Snippet: Converting SVG with embedded CSS fonts to PDF
This is a snippet of Python code that can be used as a framework for converting SVG files with embedded CSS fonts (@font-face
) to PDF, maintaining the font embedding.
import base64
import os
import re
import subprocess
import uuid
#from fontTools.ttLib import TTFont
#from io import BytesIO
with open('svgfile.svg', 'r') as f:
svg = f.read()
fonts = re.findall(r'@font-face \{.*?\}', svg)
for font in fonts:
name = re.search(r'font-family: "(.*?)"', font).group(1)
data = re.search(r'src: url\(data:font/woff;base64,(.*?)\);', font).group(1)
payload = base64.b64decode(data.encode('utf-8'))
with open('tmp/{}.woff'.format(name), 'wb') as outf:
outf.write(payload)
#fontf = BytesIO(payload)
#tfont = TTFont(fontf)
#tname = tfont['name'].names[1].string.decode('utf-8')
# Generate a random name to bypass caching
tname = str(uuid.uuid4())
#print('Extracting font {}'.format(tname))
svg = svg.replace(font, '')
svg = svg.replace('"' + name + '"', '"' + tname + '"')
# Convert to TTF
# Cairo(?) has difficulty embedding fonts with OTF
subprocess.run(['fontforge', '-script', 'ffconvert.pe', 'tmp/{}.woff'.format(name), '/home/runassudo/.fonts/tmp/{}.ttf'.format(name), tname])
font_files.append('/home/runassudo/.fonts/tmp/{}.ttf'.format(name))
os.remove('tmp/{}.woff'.format(name))
with open('tmp/svgfile.svg', 'w') as f:
print(svg, file=f)
subprocess.run(['inkscape', '-A', 'svgfile.pdf', 'tmp/svgfile.svg'])
for font_file in font_files:
os.remove(font_file)
os.remove('tmp/svgfile.svg')
The ffconvert.pe file has the following contents:
Open($1,1)
SetFontNames($3,$3,$3)
SetTTFName(0x409,3,$3)
Generate($2)
The script parses (very badly) the SVG file, looking for @font-face
declarations.

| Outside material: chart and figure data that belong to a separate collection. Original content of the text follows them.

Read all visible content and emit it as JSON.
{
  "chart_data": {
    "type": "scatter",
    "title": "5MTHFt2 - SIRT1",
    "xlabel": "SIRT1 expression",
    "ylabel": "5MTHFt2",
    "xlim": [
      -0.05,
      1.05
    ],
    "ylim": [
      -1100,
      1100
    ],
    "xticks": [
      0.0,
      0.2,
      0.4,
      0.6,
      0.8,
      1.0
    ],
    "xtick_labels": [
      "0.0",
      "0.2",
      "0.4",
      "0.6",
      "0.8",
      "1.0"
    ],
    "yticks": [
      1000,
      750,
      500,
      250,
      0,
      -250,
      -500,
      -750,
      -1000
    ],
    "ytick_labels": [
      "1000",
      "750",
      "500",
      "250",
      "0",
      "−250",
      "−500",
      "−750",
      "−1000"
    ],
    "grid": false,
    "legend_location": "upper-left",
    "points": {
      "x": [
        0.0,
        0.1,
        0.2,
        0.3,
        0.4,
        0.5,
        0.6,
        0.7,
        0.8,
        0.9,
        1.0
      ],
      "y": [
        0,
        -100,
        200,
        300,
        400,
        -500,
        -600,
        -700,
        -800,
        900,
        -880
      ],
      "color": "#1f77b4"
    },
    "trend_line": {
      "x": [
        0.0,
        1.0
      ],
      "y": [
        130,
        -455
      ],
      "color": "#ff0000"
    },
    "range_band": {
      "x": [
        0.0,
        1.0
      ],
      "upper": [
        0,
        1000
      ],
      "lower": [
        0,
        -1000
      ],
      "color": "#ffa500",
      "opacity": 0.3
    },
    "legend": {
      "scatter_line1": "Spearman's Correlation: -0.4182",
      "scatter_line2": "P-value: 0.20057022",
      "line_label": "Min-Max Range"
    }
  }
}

It then extracts the embedded font (here, a WOFF font is assumed), calling FontForge to produce a TTF version of the font in ~/.fonts, replacing the font name with a random name (to avoid caching issues). It then alters the font names in the SVG file and removes the @font-face
declaration. It then performs the PDF conversion, and deletes the intermediate files.
Notes
Dear people from the future, here's what we've figured out so far…
- librsvg doesn't like hotswapping fonts for some reason.
- Inkscape (Cairo?) doesn't like embedding OTF fonts in PDF. It renders properly in Inkscape but no text is produced in the PDF.
- Something somewhere caches font glyphs, so if there are two different font files with the same font name, glyphs present in the second but not the first would not render properly – hence why the script randomises font names.
- It turns out you can override fontconfig on a per-application basis using the FONTCONFIG_FILE environment variable. This could provide a better way of loading fonts without cluttering the global font directory.